## A MULTI-CORE SOC DESIGN FOR ADVANCED IMAGE AND VIDEO COMPRESSION

A. Dehnhardt, M. B. Kulaczewski, L. Friebe, S. Moch, P. Pirsch

Institut für Mikroelektronische Systeme Universität Hannover Appelstr. 4, 30167 Hannover, Germany H.-J. Stolberg, C. Reuter

videantis GmbH Schneiderberg 32 30167 Hannover, Germany

### ABSTRACT

A flexible SoC architecture and its hardware implementation targeting advanced MPEG-4 video coding and regionof-interest detection (ROI) is presented. The multi-core architecture integrates three fully programmable processors cores and various interfaces onto a single chip, all tied to a 64-Bit AMBA AHB bus. The processor cores are individually optimized to different computational characteristics, complementing each other to deliver high performance levels with high flexibility at reduced system cost. The SoC is fabricated in a 0.18  $\mu$ m 6LM standard-cell technology, occupies about 82 mm<sup>2</sup>, and operates at 145 MHz. A surveillance application example includes a MPEG-4 Simple Profile encoder with preceding ROI detection for superior compression results in full TV resolution.

## 1. INTRODUCTION

The tremendous progress in VLSI technology allows the integration of an ever-increasing number of transistors on a single chip. Likewise, continuous improvements in algorithm research lead to increasingly sophisticated multimedia signal processing applications, demanding a steadily rising amount of processing power. Due to the high innovation rate in this field, the development and standardisation process of these applications is characterized by rapid changes in the algorithms and tools used. A good example is the MPEG-4 video coding standard [1] of the Moving Picture Experts Group (MPEG), which has been introduced in 1999 with the Simple Profile, followed by-among others-the Advanced Simple Profile (ASP) in 2001, and its successor, MPEG-4 part 10 [2] or Advanced Video Coding (AVC), in 2003. In addition to these progresses in standardization, specialized schemes come into view to further improve compression efficiency for certain application domains, e.g., ROI detection for surveillance and closed-circuit television (CCTV).

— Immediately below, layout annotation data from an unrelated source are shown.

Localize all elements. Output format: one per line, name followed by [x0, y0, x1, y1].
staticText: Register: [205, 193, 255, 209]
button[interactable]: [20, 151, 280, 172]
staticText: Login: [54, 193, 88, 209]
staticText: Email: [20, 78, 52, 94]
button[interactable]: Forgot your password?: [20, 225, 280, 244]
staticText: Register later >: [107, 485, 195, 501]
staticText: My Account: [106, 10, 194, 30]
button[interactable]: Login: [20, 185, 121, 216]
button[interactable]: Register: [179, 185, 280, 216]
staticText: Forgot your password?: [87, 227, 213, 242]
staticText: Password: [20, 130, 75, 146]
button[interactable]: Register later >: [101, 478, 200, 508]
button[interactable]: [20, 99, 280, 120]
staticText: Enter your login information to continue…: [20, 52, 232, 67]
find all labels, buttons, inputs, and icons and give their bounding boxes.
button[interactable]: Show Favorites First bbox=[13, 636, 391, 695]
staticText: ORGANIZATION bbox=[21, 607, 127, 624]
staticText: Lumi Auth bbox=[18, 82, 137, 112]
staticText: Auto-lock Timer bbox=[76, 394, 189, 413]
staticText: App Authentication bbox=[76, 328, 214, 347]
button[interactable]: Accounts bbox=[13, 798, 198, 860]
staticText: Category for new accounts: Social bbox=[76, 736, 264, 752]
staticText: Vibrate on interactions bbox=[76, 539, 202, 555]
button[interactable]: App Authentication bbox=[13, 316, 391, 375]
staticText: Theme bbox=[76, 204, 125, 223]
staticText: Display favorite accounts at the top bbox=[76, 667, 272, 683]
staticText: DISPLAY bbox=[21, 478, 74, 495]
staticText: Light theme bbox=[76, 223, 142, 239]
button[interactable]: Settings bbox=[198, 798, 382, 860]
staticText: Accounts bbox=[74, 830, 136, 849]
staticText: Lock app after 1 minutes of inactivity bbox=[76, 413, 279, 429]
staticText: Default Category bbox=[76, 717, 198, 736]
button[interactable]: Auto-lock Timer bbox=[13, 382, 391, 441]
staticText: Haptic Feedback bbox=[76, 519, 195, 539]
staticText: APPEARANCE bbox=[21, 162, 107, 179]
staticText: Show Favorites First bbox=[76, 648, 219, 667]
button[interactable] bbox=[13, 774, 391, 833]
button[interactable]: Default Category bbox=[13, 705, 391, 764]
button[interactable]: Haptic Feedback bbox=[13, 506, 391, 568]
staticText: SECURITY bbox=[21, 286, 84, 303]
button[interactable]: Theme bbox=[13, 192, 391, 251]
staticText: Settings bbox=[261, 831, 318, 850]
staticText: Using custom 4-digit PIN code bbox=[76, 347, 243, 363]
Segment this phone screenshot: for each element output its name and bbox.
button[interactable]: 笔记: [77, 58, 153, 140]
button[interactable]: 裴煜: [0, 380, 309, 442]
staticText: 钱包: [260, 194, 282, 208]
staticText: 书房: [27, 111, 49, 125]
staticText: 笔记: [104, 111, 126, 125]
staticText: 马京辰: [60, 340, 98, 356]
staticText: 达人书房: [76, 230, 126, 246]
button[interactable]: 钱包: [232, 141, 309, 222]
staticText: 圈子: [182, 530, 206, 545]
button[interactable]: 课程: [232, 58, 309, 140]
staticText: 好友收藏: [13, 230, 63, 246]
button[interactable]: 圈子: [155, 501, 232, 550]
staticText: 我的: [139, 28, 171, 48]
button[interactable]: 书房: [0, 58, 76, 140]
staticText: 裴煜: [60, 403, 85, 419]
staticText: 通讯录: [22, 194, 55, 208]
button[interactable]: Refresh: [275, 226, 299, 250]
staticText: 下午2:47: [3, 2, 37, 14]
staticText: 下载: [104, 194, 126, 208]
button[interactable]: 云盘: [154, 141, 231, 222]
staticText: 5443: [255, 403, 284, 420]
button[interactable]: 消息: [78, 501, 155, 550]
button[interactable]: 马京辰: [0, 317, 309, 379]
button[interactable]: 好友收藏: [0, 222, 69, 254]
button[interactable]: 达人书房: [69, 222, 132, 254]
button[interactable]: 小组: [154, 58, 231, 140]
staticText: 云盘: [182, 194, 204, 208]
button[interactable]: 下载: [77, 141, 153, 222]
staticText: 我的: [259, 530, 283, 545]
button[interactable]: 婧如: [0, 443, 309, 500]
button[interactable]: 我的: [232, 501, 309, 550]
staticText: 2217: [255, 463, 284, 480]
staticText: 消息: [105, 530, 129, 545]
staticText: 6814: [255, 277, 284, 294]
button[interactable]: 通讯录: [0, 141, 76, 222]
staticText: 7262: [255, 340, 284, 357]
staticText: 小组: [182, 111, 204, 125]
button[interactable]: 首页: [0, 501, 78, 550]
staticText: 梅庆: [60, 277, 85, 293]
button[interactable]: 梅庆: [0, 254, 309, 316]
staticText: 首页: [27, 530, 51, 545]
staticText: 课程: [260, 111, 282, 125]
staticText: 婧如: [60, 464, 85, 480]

While the technological progress generally offers the potential to keep pace with the growing processing demands,

the suitability of an implementation for advanced multimedia processing is determined by the architectural concept employed, i.e., how the transistors are actually spent on the chip. In the era of system-on-chip (SoC), multiple processing units can be integrated together with an extensive choice of interface modules on a single chip. In order to meet the demands of multimedia signal processing applications, however, an SoC must provide, in addition to a high level of arithmetic processing power, a sufficient degree of flexibility, integrate a powerful on-chip communication structure, and employ a well-balanced memory system to account for the growing amount of data to be handled when targeting higher-quality applications, e.g., in the area of video.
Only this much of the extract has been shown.